# Question about the Ruger 10/22 models



## texasguy (Jun 17, 2004)

On some of the Ruger 10/22 models there is a barrel band a few inches away from the end of the forend, I want to know if this is removable to install a new stock.

Can you help me?
Thanks,

Texasguy


----------



## Militant_Tiger (Feb 23, 2004)

yes it is, and its also reccomended even if you dont buy a new stock. It is said that removing it can cause better accuracy, but it can go either way. it slips off easily with just a screwdriver.


----------



## texasguy (Jun 17, 2004)

Thanks Tiger, I am going to buy a new 10/22 that has the barrel band unlike my older 10/22 that was a model without the barrel band.

The reason why I asked is because I was looking at a dragunov style stock for my stainless barrel 10/22 that I will buy at the beginning of July.

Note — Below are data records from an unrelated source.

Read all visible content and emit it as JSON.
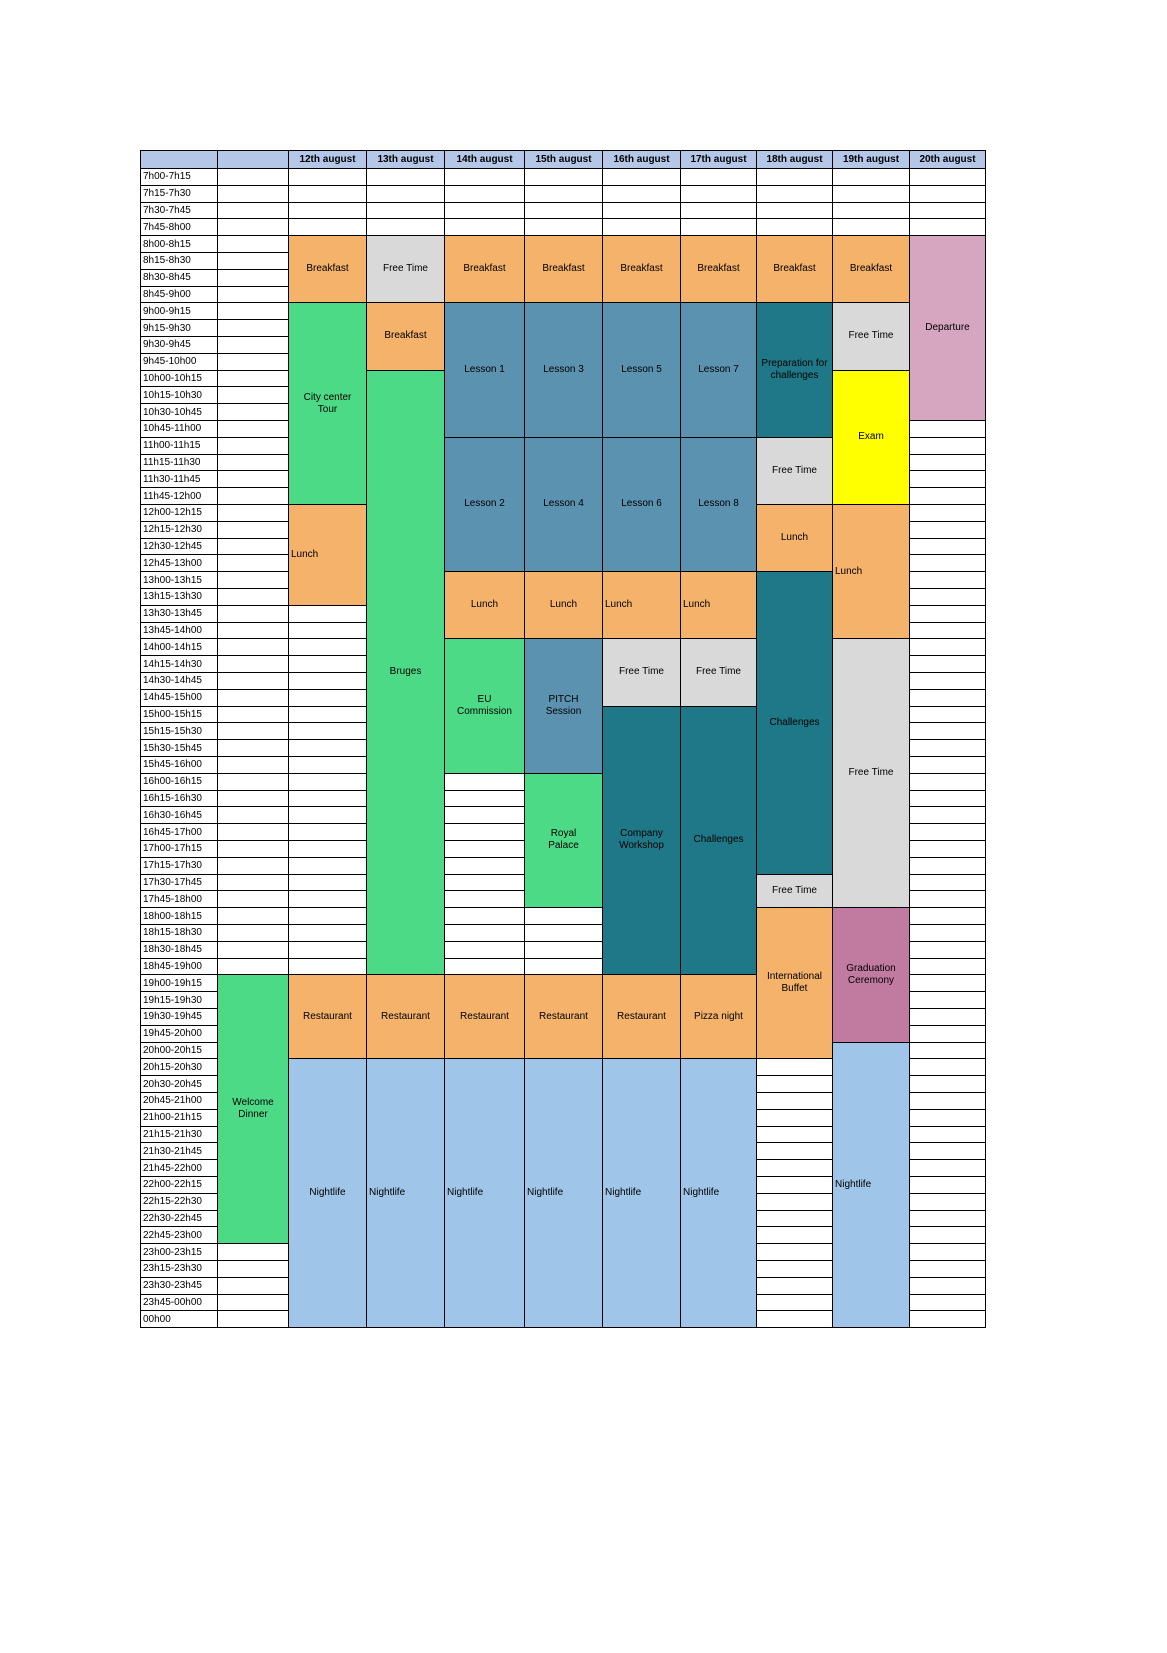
{
  "columns": [
    "",
    "",
    "12th august",
    "13th august",
    "14th august",
    "15th august",
    "16th august",
    "17th august",
    "18th august",
    "19th august",
    "20th august"
  ],
  "times": [
    "7h00-7h15",
    "7h15-7h30",
    "7h30-7h45",
    "7h45-8h00",
    "8h00-8h15",
    "8h15-8h30",
    "8h30-8h45",
    "8h45-9h00",
    "9h00-9h15",
    "9h15-9h30",
    "9h30-9h45",
    "9h45-10h00",
    "10h00-10h15",
    "10h15-10h30",
    "10h30-10h45",
    "10h45-11h00",
    "11h00-11h15",
    "11h15-11h30",
    "11h30-11h45",
    "11h45-12h00",
    "12h00-12h15",
    "12h15-12h30",
    "12h30-12h45",
    "12h45-13h00",
    "13h00-13h15",
    "13h15-13h30",
    "13h30-13h45",
    "13h45-14h00",
    "14h00-14h15",
    "14h15-14h30",
    "14h30-14h45",
    "14h45-15h00",
    "15h00-15h15",
    "15h15-15h30",
    "15h30-15h45",
    "15h45-16h00",
    "16h00-16h15",
    "16h15-16h30",
    "16h30-16h45",
    "16h45-17h00",
    "17h00-17h15",
    "17h15-17h30",
    "17h30-17h45",
    "17h45-18h00",
    "18h00-18h15",
    "18h15-18h30",
    "18h30-18h45",
    "18h45-19h00",
    "19h00-19h15",
    "19h15-19h30",
    "19h30-19h45",
    "19h45-20h00",
    "20h00-20h15",
    "20h15-20h30",
    "20h30-20h45",
    "20h45-21h00",
    "21h00-21h15",
    "21h15-21h30",
    "21h30-21h45",
    "21h45-22h00",
    "22h00-22h15",
    "22h15-22h30",
    "22h30-22h45",
    "22h45-23h00",
    "23h00-23h15",
    "23h15-23h30",
    "23h30-23h45",
    "23h45-00h00",
    "00h00"
  ],
  "colors": {
    "header": "#b4c7e7",
    "meal": "#f4b26b",
    "free": "#d9d9d9",
    "green": "#4dda87",
    "lesson": "#5b92b0",
    "teal": "#1f7887",
    "yellow": "#ffff00",
    "pink": "#d6a5c0",
    "mauve": "#c27ba0",
    "night": "#9fc5e8"
  },
  "events": [
    {
      "label": "Welcome\nDinner",
      "col": 1,
      "start": 48,
      "end": 64,
      "color": "green"
    },
    {
      "label": "Breakfast",
      "col": 2,
      "start": 4,
      "end": 8,
      "color": "meal"
    },
    {
      "label": "City center\nTour",
      "col": 2,
      "start": 8,
      "end": 20,
      "color": "green"
    },
    {
      "label": "Lunch",
      "col": 2,
      "start": 20,
      "end": 26,
      "color": "meal",
      "align": "left"
    },
    {
      "label": "Restaurant",
      "col": 2,
      "start": 48,
      "end": 53,
      "color": "meal"
    },
    {
      "label": "Nightlife",
      "col": 2,
      "start": 53,
      "end": 69,
      "color": "night"
    },
    {
      "label": "Free Time",
      "col": 3,
      "start": 4,
      "end": 8,
      "color": "free"
    },
    {
      "label": "Breakfast",
      "col": 3,
      "start": 8,
      "end": 12,
      "color": "meal"
    },
    {
      "label": "Bruges",
      "col": 3,
      "start": 12,
      "end": 48,
      "color": "green"
    },
    {
      "label": "Restaurant",
      "col": 3,
      "start": 48,
      "end": 53,
      "color": "meal"
    },
    {
      "label": "Nightlife",
      "col": 3,
      "start": 53,
      "end": 69,
      "color": "night",
      "align": "left"
    },
    {
      "label": "Breakfast",
      "col": 4,
      "start": 4,
      "end": 8,
      "color": "meal"
    },
    {
      "label": "Lesson 1",
      "col": 4,
      "start": 8,
      "end": 16,
      "color": "lesson"
    },
    {
      "label": "Lesson 2",
      "col": 4,
      "start": 16,
      "end": 24,
      "color": "lesson"
    },
    {
      "label": "Lunch",
      "col": 4,
      "start": 24,
      "end": 28,
      "color": "meal"
    },
    {
      "label": "EU\nCommission",
      "col": 4,
      "start": 28,
      "end": 36,
      "color": "green"
    },
    {
      "label": "Restaurant",
      "col": 4,
      "start": 48,
      "end": 53,
      "color": "meal"
    },
    {
      "label": "Nightlife",
      "col": 4,
      "start": 53,
      "end": 69,
      "color": "night",
      "align": "left"
    },
    {
      "label": "Breakfast",
      "col": 5,
      "start": 4,
      "end": 8,
      "color": "meal"
    },
    {
      "label": "Lesson 3",
      "col": 5,
      "start": 8,
      "end": 16,
      "color": "lesson"
    },
    {
      "label": "Lesson 4",
      "col": 5,
      "start": 16,
      "end": 24,
      "color": "lesson"
    },
    {
      "label": "Lunch",
      "col": 5,
      "start": 24,
      "end": 28,
      "color": "meal"
    },
    {
      "label": "PITCH\nSession",
      "col": 5,
      "start": 28,
      "end": 36,
      "color": "lesson"
    },
    {
      "label": "Royal\nPalace",
      "col": 5,
      "start": 36,
      "end": 44,
      "color": "green"
    },
    {
      "label": "Restaurant",
      "col": 5,
      "start": 48,
      "end": 53,
      "color": "meal"
    },
    {
      "label": "Nightlife",
      "col": 5,
      "start": 53,
      "end": 69,
      "color": "night",
      "align": "left"
    },
    {
      "label": "Breakfast",
      "col": 6,
      "start": 4,
      "end": 8,
      "color": "meal"
    },
    {
      "label": "Lesson 5",
      "col": 6,
      "start": 8,
      "end": 16,
      "color": "lesson"
    },
    {
      "label": "Lesson 6",
      "col": 6,
      "start": 16,
      "end": 24,
      "color": "lesson"
    },
    {
      "label": "Lunch",
      "col": 6,
      "start": 24,
      "end": 28,
      "color": "meal",
      "align": "left"
    },
    {
      "label": "Free Time",
      "col": 6,
      "start": 28,
      "end": 32,
      "color": "free"
    },
    {
      "label": "Company\nWorkshop",
      "col": 6,
      "start": 32,
      "end": 48,
      "color": "teal"
    },
    {
      "label": "Restaurant",
      "col": 6,
      "start": 48,
      "end": 53,
      "color": "meal"
    },
    {
      "label": "Nightlife",
      "col": 6,
      "start": 53,
      "end": 69,
      "color": "night",
      "align": "left"
    },
    {
      "label": "Breakfast",
      "col": 7,
      "start": 4,
      "end": 8,
      "color": "meal"
    },
    {
      "label": "Lesson 7",
      "col": 7,
      "start": 8,
      "end": 16,
      "color": "lesson"
    },
    {
      "label": "Lesson 8",
      "col": 7,
      "start": 16,
      "end": 24,
      "color": "lesson"
    },
    {
      "label": "Lunch",
      "col": 7,
      "start": 24,
      "end": 28,
      "color": "meal",
      "align": "left"
    },
    {
      "label": "Free Time",
      "col": 7,
      "start": 28,
      "end": 32,
      "color": "free"
    },
    {
      "label": "Challenges",
      "col": 7,
      "start": 32,
      "end": 48,
      "color": "teal"
    },
    {
      "label": "Pizza night",
      "col": 7,
      "start": 48,
      "end": 53,
      "color": "meal"
    },
    {
      "label": "Nightlife",
      "col": 7,
      "start": 53,
      "end": 69,
      "color": "night",
      "align": "left"
    },
    {
      "label": "Breakfast",
      "col": 8,
      "start": 4,
      "end": 8,
      "color": "meal"
    },
    {
      "label": "Preparation for\nchallenges",
      "col": 8,
      "start": 8,
      "end": 16,
      "color": "teal"
    },
    {
      "label": "Free Time",
      "col": 8,
      "start": 16,
      "end": 20,
      "color": "free"
    },
    {
      "label": "Lunch",
      "col": 8,
      "start": 20,
      "end": 24,
      "color": "meal"
    },
    {
      "label": "Challenges",
      "col": 8,
      "start": 24,
      "end": 42,
      "color": "teal"
    },
    {
      "label": "Free Time",
      "col": 8,
      "start": 42,
      "end": 44,
      "color": "free"
    },
    {
      "label": "International\nBuffet",
      "col": 8,
      "start": 44,
      "end": 53,
      "color": "meal"
    },
    {
      "label": "Breakfast",
      "col": 9,
      "start": 4,
      "end": 8,
      "color": "meal"
    },
    {
      "label": "Free Time",
      "col": 9,
      "start": 8,
      "end": 12,
      "color": "free"
    },
    {
      "label": "Exam",
      "col": 9,
      "start": 12,
      "end": 20,
      "color": "yellow"
    },
    {
      "label": "Lunch",
      "col": 9,
      "start": 20,
      "end": 28,
      "color": "meal",
      "align": "left"
    },
    {
      "label": "Free Time",
      "col": 9,
      "start": 28,
      "end": 44,
      "color": "free"
    },
    {
      "label": "Graduation\nCeremony",
      "col": 9,
      "start": 44,
      "end": 52,
      "color": "mauve"
    },
    {
      "label": "Nightlife",
      "col": 9,
      "start": 52,
      "end": 69,
      "color": "night",
      "align": "left"
    },
    {
      "label": "Departure",
      "col": 10,
      "start": 4,
      "end": 15,
      "color": "pink"
    }
  ]
}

Have you had any experiences with these dragunov stocks? they look way cool.


----------



## Militant_Tiger (Feb 23, 2004)

i've seen them for sale for a pretty cheap price but i've never had any personal experience. it would be worth a try to ask on rimfirecentral however, im sure someone has. i have to agree they are sweet looking, seems as though it would keep you steady as well


----------



## smbore (Sep 20, 2004)

If you would like to get very specific and knowledgable advise on the 10/22 and all the alterations to make it a very fine shooter, go to www.RimFireCentral.com's forum. Everything you ever wanted to know or get to upgrade there. Best small bore site on the web.

smbore


----------